James Madison Papers

From James Madison to Dolley Madison, [5 November 1824]

To Dolley Madison

Monticello Friday morning 7 oC. [5 November 1824]

We arrived about sun set: just as they were commencing their Desert. The Genl. had arrived about 3 oC. with his son & Secrety. the last so sick that he went to bed instead of Dinner. I have not heard how he is this morning. I found here only the General & his family, Col. Campbel1 & Wm. Roane2 of the Council, who will attend him till he goes out of the State, and a few of the family connection. I may add Mr. Coolidge just from Boston. A large crowd had been here, including the individuals appointed to receive the Guest from Fluvanna, and the party escorting him: but they did not remain, even Genl. Cocke, to dinner. The Genl. does not say yet how many days he stays here. He declines a visit to Staunton, and will divide the time not required for the road & the appointed festivities, between Mr Jefferson & myself. It is probable he will not be with us till near or quite the middle of next week. He will have with him besides his son & Secy. the 2 Councillors, and such of the company of Orange meeting & conducting him as may chuse to stop at Montpellier. The Miss Wrights3 are expected here tomorrow. Of Mrs. Douglas & her daughters the family here have no notice.
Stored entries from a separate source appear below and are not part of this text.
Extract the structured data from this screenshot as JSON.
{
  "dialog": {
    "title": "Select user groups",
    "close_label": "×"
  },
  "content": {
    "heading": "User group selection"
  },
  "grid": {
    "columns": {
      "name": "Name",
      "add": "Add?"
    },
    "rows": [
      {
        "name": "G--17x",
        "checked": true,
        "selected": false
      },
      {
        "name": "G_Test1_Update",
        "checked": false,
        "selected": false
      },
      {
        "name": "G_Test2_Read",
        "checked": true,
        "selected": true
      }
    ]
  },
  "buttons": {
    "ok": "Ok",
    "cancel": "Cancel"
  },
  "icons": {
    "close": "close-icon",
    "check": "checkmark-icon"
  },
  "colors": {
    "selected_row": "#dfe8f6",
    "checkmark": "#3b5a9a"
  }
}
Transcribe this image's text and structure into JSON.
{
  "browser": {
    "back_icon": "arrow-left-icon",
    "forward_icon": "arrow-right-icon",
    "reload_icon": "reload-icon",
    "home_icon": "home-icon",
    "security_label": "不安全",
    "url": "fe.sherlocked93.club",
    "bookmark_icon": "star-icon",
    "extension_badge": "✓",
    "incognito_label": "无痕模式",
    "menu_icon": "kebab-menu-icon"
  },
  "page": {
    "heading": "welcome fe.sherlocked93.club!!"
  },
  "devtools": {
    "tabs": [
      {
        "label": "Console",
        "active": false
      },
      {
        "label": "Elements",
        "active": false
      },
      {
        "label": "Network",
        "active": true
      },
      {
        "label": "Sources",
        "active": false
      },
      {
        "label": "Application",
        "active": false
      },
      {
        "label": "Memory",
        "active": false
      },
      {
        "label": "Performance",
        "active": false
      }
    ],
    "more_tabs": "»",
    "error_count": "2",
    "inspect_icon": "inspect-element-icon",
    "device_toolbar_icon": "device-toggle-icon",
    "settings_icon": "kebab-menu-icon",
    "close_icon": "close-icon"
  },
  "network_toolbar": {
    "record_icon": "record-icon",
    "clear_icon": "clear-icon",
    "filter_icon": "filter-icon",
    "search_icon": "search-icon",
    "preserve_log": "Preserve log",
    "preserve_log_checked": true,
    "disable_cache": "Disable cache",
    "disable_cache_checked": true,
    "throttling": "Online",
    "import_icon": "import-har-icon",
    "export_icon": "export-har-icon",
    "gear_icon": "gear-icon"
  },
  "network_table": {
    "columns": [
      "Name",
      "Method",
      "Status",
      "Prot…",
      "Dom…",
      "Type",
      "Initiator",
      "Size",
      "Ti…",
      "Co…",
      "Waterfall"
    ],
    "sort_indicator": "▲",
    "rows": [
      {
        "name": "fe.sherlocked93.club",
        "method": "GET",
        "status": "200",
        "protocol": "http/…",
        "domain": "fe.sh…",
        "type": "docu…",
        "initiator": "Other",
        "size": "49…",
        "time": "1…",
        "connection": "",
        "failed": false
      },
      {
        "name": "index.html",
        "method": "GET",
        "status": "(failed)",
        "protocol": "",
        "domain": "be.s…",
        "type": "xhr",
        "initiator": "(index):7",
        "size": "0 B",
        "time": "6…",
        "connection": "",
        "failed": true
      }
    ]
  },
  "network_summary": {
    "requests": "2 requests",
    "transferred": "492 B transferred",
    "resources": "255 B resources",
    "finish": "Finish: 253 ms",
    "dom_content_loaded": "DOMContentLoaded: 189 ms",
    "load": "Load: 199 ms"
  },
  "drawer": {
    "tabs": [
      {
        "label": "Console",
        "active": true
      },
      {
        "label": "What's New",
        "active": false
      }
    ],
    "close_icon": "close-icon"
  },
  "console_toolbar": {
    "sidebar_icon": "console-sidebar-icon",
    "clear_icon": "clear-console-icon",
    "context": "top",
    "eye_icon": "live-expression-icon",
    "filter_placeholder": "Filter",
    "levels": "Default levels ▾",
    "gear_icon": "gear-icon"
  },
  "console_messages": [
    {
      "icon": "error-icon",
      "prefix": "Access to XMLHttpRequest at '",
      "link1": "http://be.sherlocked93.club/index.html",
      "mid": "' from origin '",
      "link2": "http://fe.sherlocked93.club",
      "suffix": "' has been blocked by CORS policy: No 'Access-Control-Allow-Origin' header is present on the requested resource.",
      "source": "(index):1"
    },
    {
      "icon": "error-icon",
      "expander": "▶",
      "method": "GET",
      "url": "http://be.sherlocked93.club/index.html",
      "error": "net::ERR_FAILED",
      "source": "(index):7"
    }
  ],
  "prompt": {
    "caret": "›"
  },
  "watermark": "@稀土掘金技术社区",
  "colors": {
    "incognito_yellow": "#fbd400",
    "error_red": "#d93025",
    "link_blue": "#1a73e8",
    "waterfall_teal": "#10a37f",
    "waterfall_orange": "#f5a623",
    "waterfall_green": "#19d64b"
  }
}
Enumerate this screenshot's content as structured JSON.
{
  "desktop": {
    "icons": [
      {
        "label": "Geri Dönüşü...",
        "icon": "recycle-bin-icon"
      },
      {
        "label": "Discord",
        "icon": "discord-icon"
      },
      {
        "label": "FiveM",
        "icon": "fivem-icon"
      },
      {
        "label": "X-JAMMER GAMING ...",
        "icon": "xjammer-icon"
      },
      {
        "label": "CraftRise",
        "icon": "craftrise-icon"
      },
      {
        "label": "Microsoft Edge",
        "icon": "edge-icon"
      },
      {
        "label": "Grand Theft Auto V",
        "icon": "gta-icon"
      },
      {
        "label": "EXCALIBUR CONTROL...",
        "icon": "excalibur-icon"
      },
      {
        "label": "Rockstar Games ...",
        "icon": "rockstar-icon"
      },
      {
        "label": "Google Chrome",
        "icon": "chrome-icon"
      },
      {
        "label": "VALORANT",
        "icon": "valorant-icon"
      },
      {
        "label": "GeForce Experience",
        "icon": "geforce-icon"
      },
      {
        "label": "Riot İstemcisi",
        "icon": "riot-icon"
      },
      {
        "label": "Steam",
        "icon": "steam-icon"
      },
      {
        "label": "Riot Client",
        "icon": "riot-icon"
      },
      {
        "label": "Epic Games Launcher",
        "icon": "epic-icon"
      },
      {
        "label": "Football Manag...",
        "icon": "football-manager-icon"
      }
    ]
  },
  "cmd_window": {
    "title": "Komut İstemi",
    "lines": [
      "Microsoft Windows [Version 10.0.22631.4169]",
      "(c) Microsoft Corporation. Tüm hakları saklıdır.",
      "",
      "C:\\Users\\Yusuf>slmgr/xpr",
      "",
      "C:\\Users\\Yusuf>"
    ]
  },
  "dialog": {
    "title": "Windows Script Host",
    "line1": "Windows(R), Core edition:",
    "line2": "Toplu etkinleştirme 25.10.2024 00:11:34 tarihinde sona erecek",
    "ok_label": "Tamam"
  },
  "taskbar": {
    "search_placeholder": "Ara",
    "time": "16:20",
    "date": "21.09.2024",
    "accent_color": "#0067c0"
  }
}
The Genl. thinks they may make a call as a morning visit only. They travel it seems with the Miss Wrights, but whether they will precede them in the visit to us is unknown, nor can I learn whether the Miss Wrights will precede or accompany or follow the Genl. I may learn more to day, but not in time to write you. The Genl. on finding I had a letter for them proposed to take charge of it, and it was given him of course. My old friend embraced me with great warmth. He is in fine health & spirits but so much increased in bulk & changed in aspect that I should not have known him. They are doing their possible at the University to do him honor. We shall set out thither about 9 oC. I can not decide till the evening when I shall return. I am not without hope that it may be tommo[ro]w. With devoted affection

J. M.

I just hear that Mr Voisin4 is better. I am hastening Paul to the post office, that the letter may be in no danger of failing, & that he may be back by 9 oC.

RC (WHi: Gratz Collection).

1John Campbell (ca. 1787–1866), a Washington County, Virginia, lawyer, educated at the College of New Jersey and Washington College, served in the Virginia House of Delegates, 1810–12, and as a member of the Council of State, 1812–17, and 1821–29. Campbell was treasurer of the United States, 1829–39 (Kneebone et al., Dictionary of Virginia Biography, 2:572–74; Baltimore Sun, 5 Dec. 1866).

2William Henry Roane (1787–1845), the son of Spencer Roane, and grandson of Patrick Henry, served as a member of the U.S. House of Representatives, 1815–17, and then as member of the state executive council. Roane was elected to the U.S. Senate in 1837 and served until 1841.

3Frances and Camilla Wright had accompanied Lafayette on part of his American tour, but they parted soon after their visit to Montpelier (JM to Frances Wright, 1 Sept. 1825, DLC). For a description of the complicated relationship between Frances Wright and Lafayette, see Norman K. Risjord, Representative Americans: The Romantics (Lantham, Md., 2001), 187–89.

4This was Lafayette’s private secretary, Auguste Levasseur.